Já o sabia: as árvores já mo tinham dito, e o vento, lembrado. Já o sabia antes pelo escorregar dolente do sangue nas estradas ansiosas do meu corpo, pelo roçar lasso e ronronante com que as palavras se deitavam no colo do poema, pela ânsia de imitar as árvores ficando como elas languidamente recolhido, mesmo face ao desejo: um torpor, um adormecimento, uma aceitação de placidez, uma preferência suave e leitosa pela criança em detrimento do ser amante fogoso... Vem, Outono, preciso das outras cores que tu trazes, e que me acalmam, me equilibram com o universo, dá-me o teu castanho claro, o teu amarelo torrado, o teu laranja de sol macio, dá-me a suavidade que se respira nas tardes breves, a moderação e a sapiência que dão a força às árvores para as tempestades do inverno, a maturação da uva que fica à espera da hora adequada para o vinho ser bebido em copos merecidos... Preciso da tua concha, Outono! Não é hibernação, não! É o ritual adequado ao ritmo d0 meu corpo humanamente grandioso, como se fosse ( e é ) divinamente consagrado... É o regresso anual às nascentes do ser, ao tempo da criatividade maior, em que mais novo sou, seja qual for a idade que tiver, tempo em que me aproximo do momento em que nasci, em que vou rever a minha estrela, encher-me da seiva do universo de onde vim, esperma de amor, baba de orvalho, carícias de átomos e de tudo o que é germinação latente no ventre da terra. Assim me fazes renascer, Outono, e me preparas para o inverno, para todos os Invernos, violentos, sim, mas belos, e eu fico munido então com as armas do amor pleno... Eduardo Aleixo
( In Prosas Poéticas )
13 comentários:
Toca, Vivaldi,
Enquanto me lembro,
Sem esforço em me lembrar,
Quantas vezes comecei a minha vida,
Olhando para o mar...
Um abraço
PM
Fiquei sem palavras de maravilhada!! Adorei a beleza da tua prosa poética...beijos.

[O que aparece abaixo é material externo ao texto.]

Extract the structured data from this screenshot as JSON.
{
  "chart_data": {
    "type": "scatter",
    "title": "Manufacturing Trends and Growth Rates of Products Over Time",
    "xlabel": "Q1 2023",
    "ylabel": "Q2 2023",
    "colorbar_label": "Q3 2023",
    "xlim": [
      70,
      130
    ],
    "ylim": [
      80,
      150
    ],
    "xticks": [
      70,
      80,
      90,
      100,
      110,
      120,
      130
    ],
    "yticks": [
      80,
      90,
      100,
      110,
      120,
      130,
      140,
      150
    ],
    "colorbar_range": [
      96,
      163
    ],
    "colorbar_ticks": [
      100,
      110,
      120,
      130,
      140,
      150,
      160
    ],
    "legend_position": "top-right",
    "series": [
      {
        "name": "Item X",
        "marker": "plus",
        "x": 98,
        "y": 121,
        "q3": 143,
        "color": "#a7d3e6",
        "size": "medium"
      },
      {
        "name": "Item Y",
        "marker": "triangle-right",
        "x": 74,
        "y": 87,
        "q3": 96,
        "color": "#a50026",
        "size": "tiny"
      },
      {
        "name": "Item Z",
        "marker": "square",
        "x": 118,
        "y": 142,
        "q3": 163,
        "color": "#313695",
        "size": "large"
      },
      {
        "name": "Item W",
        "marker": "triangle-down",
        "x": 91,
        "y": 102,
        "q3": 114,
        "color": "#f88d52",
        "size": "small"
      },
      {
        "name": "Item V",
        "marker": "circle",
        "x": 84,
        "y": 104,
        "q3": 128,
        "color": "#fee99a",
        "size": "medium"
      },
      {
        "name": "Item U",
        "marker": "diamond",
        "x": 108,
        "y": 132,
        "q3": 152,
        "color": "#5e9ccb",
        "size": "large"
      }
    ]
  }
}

só para ouvir vivaldi e as suas quatro estações... já é bom! mas chegou um outono quentinho, com cheirinho a praia!
beijinhos
Soube-me/fez-me tão bem ler esta prosa; este poema...
Bjs.
Laide
Laide
( Respondo aqui porque não tens blogue ):
- Quiça por seres escorpião tenhas sentido de modo especial: nasceste no mesmo dia que eu!
Bj
OUTONO-ME TB eu por aqui. nesta prosa tão "eduardina"...:)
abraço.
(piano)
... e que este Outono seja, de facto, a ponte para o Inverno.
Texto bem sentido, de um recolhimento de alma... de quem sabe o que são travessias...
Uma boa noite para ti, meu amigo!
Lucy
Quanta beleza encerras dentro de ti quando tão real e poéticamente te entregas assim à natureza!
Majestoso, brilhante, terno...o Outono que li em ti...ouvindo Vivaldi! Belo momento, poeta!
Beijos
Outono para mim é a estação que embala o corpo em nostalgia, que faz escorrer lágrimas em tardes enubladas onde as folhas esvoaçam lentamente, humedecidas pala chuva miuda.
Um texto lindo, numa exposição bela da estação que faz essa ponte para o Inverno.
Lidas as quatro estações de Vivaldi
Bom resto de semana
bjito da gota
Obrigada por este momento lindíssimo com Vivaldi, com palavras de fascínio "Vem, Outono, preciso das outras cores que tu trazes, e que me acalmam, me equilibram com o universo", com imagens em tons de mel.
Um beijo.
Isabel: gostei da expressão: outono-me!
Já tinah lido e até achei que tinah deixado comentário. pelos vistos não, ou não ficou guardado!
O Outono merece estas tuas palavras. São tb. as minhas.
Beijinhos
Também sou filha do Outono.
Irrepreensivelmente bela esta tua prosa poética.Parabéns!